Dr. Martin previously held an Associate Professor and Associate Dean
position at DePaul University - School for New Learning, where she was an
award-winning facilitator of learning who engaged in scholarly pursuits and
mentored adult learners for over 13 years.
Her professional interests include enhancing individuals and communities’ relationships to environmental
and natural resources via the interrogation of the kaleidoscope of the term justice. Her teaching, learning,
and scholarly/research interests are holistically centered in connecting people and communities to the
multifaceted relationship between soil and water. How she journeys through, on, and with the Earth defines
who she is and the interconnectedness of her existence. She strives to have a vibrant, kinetic, energetic, and
symbiotic relationship with the Earth and its entities.

Community Scientist
Katia Pilar Carranza
Katia Pilar Carranza is a sustainability organizer and researcher focused on improving the reciprocal interconnections between people and nature while increasing equity for underserved, migrant, and Indigenous people. Sustainability became her passion fifteen years ago when she learned that climate change is threatening the health of our people and environment. Since then, Katia became impassioned to take action, and she has directed transdisciplinary initiatives focused on advancing the environmental and social vision of her communities. Katia has advanced equity and sustainability through her career and community organizing. She created an equitable engagement plan for the climate department in San Diego, and she developed recommendations for NRDC focused on advancing equitable sustainability in federal environmental programs. She also mobilized her underserved communities to transition a coal plant polluting her hometown, and she organized immigrant people to advocate for their rights.

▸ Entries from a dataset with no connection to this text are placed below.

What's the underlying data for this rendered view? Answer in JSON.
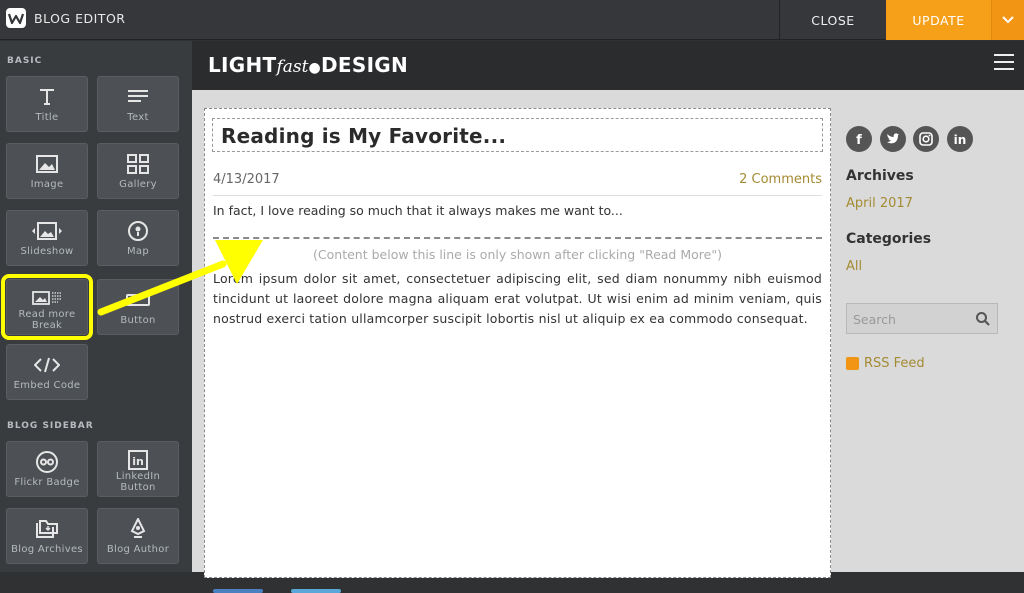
{
  "topbar": {
    "app_title": "BLOG EDITOR",
    "close_label": "CLOSE",
    "update_label": "UPDATE",
    "accent_color": "#f6a01a"
  },
  "sidebar": {
    "basic_label": "BASIC",
    "blog_sidebar_label": "BLOG SIDEBAR",
    "basic_items": [
      {
        "label": "Title",
        "icon": "title-icon"
      },
      {
        "label": "Text",
        "icon": "text-icon"
      },
      {
        "label": "Image",
        "icon": "image-icon"
      },
      {
        "label": "Gallery",
        "icon": "gallery-icon"
      },
      {
        "label": "Slideshow",
        "icon": "slideshow-icon"
      },
      {
        "label": "Map",
        "icon": "map-pin-icon"
      },
      {
        "label": "Read more Break",
        "icon": "read-more-break-icon"
      },
      {
        "label": "Button",
        "icon": "button-icon"
      },
      {
        "label": "Embed Code",
        "icon": "code-icon"
      }
    ],
    "blog_items": [
      {
        "label": "Flickr Badge",
        "icon": "flickr-icon"
      },
      {
        "label": "LinkedIn Button",
        "icon": "linkedin-icon"
      },
      {
        "label": "Blog Archives",
        "icon": "archive-icon"
      },
      {
        "label": "Blog Author",
        "icon": "author-icon"
      }
    ],
    "highlight_color": "#ffff00"
  },
  "site": {
    "brand_left": "LIGHT",
    "brand_mid": "fast",
    "brand_right": "DESIGN"
  },
  "post": {
    "title": "Reading is My Favorite...",
    "date": "4/13/2017",
    "comments": "2 Comments",
    "excerpt": "In fact, I love reading so much that it always makes me want to...",
    "break_note": "(Content below this line is only shown after clicking \"Read More\")",
    "body": "Lorem ipsum dolor sit amet, consectetuer adipiscing elit, sed diam nonummy nibh euismod tincidunt ut laoreet dolore magna aliquam erat volutpat. Ut wisi enim ad minim veniam, quis nostrud exerci tation ullamcorper suscipit lobortis nisl ut aliquip ex ea commodo consequat."
  },
  "blog_sidebar": {
    "social": [
      "facebook-icon",
      "twitter-icon",
      "instagram-icon",
      "linkedin-icon"
    ],
    "archives_heading": "Archives",
    "archives_link": "April 2017",
    "categories_heading": "Categories",
    "categories_link": "All",
    "search_placeholder": "Search",
    "rss_label": "RSS Feed"
  }
}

Last year, she founded the Together for Nature nonprofit in her hometown that is working on connecting underserved people and youth to nature and sustainability leadership. Katia is now pursuing a Master of Science in Natural Resource Sciences because she wants to better prepare for advancing the vision of her communities in sustainability planning. She is currently collaborating with the Indigenous Kinship Circle (IKC) in conducting research that supports the socioecological resilience of Indigenous people and compiling their priorities into strategy and implementing equitable engagement across North America as the American Bird Conservancy Conservation and Justice Fellow.